Another point that sort of ties in with that one: I don't remember the exact situation, but a friend, who happened to have his black belt in Tae Kwon Do, once told me that I had to do as he said because he was a black belt. (What did he want me to do? I honestly couldn't tell you.) Years later, I shared that story with another friend--who, as far as I know, had never seen that guy in her life--and she said, "Don't let people push you around like that, [Siobhan]." That's actually really good advice; unfortunately, there are people who want to "push me around like that," including by taking away what I enjoy, including my favorite entertainment. Those "pushers" don't have the power to take it away, and I'm not going to give it to them. The more adamant they become that I shouldn't do, like, read, watch, or listen to whatever, the more I'm going to do just what they don't want me to do.
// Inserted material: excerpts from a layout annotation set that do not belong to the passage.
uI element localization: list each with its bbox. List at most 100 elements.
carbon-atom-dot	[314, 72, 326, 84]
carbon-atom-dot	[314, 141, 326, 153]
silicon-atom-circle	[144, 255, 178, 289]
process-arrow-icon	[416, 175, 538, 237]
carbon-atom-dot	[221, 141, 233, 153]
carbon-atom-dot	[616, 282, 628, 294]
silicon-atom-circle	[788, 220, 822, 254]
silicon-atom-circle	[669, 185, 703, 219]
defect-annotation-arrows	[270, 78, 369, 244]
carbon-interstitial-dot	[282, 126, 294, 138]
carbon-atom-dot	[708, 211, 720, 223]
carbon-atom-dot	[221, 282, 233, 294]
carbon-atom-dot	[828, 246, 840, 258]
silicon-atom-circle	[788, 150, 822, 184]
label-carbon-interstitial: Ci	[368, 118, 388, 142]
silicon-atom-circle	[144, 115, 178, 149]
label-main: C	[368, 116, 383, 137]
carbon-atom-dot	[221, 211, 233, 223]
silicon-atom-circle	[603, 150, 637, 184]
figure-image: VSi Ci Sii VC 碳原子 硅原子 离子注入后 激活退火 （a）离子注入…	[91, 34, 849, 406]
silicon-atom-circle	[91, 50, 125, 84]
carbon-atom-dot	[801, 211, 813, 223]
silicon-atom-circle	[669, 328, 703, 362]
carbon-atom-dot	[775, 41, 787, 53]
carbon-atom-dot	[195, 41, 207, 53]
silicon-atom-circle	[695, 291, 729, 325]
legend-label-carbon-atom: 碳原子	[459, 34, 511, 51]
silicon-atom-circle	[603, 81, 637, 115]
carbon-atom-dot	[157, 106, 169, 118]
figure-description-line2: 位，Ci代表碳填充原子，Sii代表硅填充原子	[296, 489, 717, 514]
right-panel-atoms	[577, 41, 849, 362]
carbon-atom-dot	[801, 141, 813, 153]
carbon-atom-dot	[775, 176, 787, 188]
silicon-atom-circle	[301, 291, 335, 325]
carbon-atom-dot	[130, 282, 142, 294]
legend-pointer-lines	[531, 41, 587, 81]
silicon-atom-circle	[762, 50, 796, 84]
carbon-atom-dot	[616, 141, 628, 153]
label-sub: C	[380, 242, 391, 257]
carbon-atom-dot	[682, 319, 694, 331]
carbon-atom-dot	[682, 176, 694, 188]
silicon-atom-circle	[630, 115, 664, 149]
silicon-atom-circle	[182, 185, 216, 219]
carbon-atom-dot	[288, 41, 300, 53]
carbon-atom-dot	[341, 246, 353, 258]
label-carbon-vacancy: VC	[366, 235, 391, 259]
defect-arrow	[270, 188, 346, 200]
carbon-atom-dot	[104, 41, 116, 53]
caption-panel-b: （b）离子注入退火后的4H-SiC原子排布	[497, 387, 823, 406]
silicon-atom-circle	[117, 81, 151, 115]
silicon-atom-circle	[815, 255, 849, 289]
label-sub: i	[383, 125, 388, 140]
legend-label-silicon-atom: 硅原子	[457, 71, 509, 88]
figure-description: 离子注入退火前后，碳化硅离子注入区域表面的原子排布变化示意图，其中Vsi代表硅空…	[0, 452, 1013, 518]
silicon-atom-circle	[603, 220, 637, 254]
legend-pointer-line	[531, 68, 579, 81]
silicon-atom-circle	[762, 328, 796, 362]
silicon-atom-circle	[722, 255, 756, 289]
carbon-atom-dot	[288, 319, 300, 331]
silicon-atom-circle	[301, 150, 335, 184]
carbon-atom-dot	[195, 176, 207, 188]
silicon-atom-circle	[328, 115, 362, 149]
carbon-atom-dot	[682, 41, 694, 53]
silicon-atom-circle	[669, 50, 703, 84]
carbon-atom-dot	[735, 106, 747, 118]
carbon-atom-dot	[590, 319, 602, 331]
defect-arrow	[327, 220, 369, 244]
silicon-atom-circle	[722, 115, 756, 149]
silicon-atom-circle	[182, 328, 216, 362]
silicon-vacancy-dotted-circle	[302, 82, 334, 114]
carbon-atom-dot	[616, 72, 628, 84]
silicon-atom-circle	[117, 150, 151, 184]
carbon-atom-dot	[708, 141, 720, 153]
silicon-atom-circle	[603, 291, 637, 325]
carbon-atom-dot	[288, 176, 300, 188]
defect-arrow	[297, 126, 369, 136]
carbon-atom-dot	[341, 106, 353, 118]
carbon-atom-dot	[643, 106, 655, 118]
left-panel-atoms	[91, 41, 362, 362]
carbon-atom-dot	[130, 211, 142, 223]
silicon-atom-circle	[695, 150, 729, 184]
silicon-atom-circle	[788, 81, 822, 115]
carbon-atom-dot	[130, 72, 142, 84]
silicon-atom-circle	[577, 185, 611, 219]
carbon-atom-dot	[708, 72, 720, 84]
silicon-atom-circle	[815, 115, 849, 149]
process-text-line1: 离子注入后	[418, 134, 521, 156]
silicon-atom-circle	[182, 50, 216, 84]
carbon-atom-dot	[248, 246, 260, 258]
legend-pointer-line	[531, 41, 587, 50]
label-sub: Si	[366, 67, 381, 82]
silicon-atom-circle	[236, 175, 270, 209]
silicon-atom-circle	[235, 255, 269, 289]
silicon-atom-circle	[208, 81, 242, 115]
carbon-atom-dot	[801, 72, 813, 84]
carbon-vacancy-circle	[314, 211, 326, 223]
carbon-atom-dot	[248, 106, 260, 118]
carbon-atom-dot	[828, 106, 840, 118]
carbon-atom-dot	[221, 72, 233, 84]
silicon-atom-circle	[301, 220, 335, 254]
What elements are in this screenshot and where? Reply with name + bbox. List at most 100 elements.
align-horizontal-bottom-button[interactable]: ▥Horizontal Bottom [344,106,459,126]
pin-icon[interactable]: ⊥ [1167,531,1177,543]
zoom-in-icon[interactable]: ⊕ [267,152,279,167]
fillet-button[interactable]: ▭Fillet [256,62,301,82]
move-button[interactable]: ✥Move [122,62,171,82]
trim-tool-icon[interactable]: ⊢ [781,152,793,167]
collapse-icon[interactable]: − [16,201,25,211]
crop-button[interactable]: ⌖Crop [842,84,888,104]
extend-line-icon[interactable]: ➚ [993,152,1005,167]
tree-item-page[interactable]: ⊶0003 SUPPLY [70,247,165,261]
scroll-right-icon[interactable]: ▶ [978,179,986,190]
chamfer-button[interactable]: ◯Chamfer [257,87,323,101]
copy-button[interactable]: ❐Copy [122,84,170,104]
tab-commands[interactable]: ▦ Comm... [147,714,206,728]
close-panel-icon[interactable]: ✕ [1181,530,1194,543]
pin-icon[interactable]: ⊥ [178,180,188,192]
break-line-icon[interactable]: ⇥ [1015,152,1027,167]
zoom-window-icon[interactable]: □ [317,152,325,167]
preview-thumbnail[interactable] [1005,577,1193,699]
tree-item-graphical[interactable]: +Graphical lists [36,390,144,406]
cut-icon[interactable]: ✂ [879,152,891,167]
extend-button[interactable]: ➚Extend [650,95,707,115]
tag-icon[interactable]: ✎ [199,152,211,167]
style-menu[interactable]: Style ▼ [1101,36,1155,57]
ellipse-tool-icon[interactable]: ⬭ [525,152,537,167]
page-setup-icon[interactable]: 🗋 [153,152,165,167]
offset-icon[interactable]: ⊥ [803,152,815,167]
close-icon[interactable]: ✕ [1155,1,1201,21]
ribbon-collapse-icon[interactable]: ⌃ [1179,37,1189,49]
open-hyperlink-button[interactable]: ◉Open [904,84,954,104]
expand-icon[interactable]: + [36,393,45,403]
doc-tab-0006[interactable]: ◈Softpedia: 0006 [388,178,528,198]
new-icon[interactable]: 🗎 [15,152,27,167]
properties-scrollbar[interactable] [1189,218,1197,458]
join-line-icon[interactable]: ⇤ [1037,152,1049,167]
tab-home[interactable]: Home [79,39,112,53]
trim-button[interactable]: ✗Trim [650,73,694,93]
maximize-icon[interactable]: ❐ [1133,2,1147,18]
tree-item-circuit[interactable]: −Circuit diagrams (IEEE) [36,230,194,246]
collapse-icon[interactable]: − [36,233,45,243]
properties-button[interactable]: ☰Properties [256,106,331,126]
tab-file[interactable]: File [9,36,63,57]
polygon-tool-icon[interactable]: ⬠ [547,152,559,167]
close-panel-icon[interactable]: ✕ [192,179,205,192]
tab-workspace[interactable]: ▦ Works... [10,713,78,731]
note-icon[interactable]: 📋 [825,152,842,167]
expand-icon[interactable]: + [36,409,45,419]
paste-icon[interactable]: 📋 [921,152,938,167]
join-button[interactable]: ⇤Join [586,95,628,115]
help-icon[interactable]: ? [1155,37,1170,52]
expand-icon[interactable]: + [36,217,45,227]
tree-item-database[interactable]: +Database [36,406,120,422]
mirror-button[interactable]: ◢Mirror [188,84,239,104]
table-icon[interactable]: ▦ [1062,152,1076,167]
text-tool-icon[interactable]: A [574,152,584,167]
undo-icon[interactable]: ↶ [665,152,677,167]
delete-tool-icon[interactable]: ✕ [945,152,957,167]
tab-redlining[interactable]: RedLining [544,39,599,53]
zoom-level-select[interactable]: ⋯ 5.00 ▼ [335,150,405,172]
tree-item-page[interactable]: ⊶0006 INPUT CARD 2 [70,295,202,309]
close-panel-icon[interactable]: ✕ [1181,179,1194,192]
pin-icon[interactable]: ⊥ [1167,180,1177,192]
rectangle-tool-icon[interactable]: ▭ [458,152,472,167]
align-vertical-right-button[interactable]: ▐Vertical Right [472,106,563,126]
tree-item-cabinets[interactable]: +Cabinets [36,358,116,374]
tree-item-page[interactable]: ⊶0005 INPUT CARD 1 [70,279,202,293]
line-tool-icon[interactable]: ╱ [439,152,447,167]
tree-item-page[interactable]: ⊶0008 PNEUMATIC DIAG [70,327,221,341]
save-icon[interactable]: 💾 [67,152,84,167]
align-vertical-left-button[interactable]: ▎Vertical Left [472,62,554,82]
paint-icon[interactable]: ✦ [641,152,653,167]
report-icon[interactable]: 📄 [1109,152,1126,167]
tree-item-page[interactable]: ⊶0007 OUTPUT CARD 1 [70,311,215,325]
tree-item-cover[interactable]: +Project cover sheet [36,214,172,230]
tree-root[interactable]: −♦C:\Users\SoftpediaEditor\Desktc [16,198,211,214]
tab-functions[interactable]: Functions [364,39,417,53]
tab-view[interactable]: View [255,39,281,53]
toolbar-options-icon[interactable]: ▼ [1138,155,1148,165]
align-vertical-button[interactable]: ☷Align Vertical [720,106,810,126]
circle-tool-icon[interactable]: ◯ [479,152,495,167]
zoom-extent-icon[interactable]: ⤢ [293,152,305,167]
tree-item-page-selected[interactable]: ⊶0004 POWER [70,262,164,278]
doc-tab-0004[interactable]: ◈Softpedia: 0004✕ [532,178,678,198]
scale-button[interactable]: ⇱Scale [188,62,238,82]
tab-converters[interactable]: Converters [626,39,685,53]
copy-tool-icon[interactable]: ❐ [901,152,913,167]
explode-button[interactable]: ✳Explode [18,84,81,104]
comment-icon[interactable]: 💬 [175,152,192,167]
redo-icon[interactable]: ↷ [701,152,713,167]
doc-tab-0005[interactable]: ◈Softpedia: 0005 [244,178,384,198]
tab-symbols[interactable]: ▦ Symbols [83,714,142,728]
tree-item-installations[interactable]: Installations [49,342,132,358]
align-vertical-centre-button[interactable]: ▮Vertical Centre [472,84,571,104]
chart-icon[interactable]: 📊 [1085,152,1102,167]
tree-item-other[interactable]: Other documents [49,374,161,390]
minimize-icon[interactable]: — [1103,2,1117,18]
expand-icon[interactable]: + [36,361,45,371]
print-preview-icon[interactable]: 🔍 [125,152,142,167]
My final statement is more on entertainment in general: Anybody who has been watching entertainment trends knows that, when it comes to offensive content, there's more of it to go around than ever before. One need look no further than the recent Movie 43 for a perfect example of how far-gone media morality is these days. However, there are some recent trends that discerning viewers can actually rejoice over. The Dove Foundation reported in December 2012 that not only were there less "R" rated films, but movies they approved performed three times better at the box office than ones they didn't. Plus, they were able to approve 18% more flicks from January to late November that year than they did during the same timeframe in 2011. I personally noticed something that was a good sign: The DVD of We Bought a Zoo features a "family-friendly language track" that, one would assume, eliminates the profanities that caused the movie to get a "PG" rating. One can only hope that more flicks will follow suit. I think entertainment companies are realizing that parents and even some childless adults want more family-appropriate films, TV shows, music, games and such, and, since the one rule of business is to "go where the money is," they're at least attempting to head in that direction. I'll just have to see how that pans out; in the meantime, I'm going to be watching sitcoms on the Disney Channel, since they're the only current ones that aren't bogged down with sex jokes, profanities, drug references, and other obscene content. Whether you accept it or use it as grounds to attack me is your call; just remember what Matthew 12:36-37 says about the power your words have.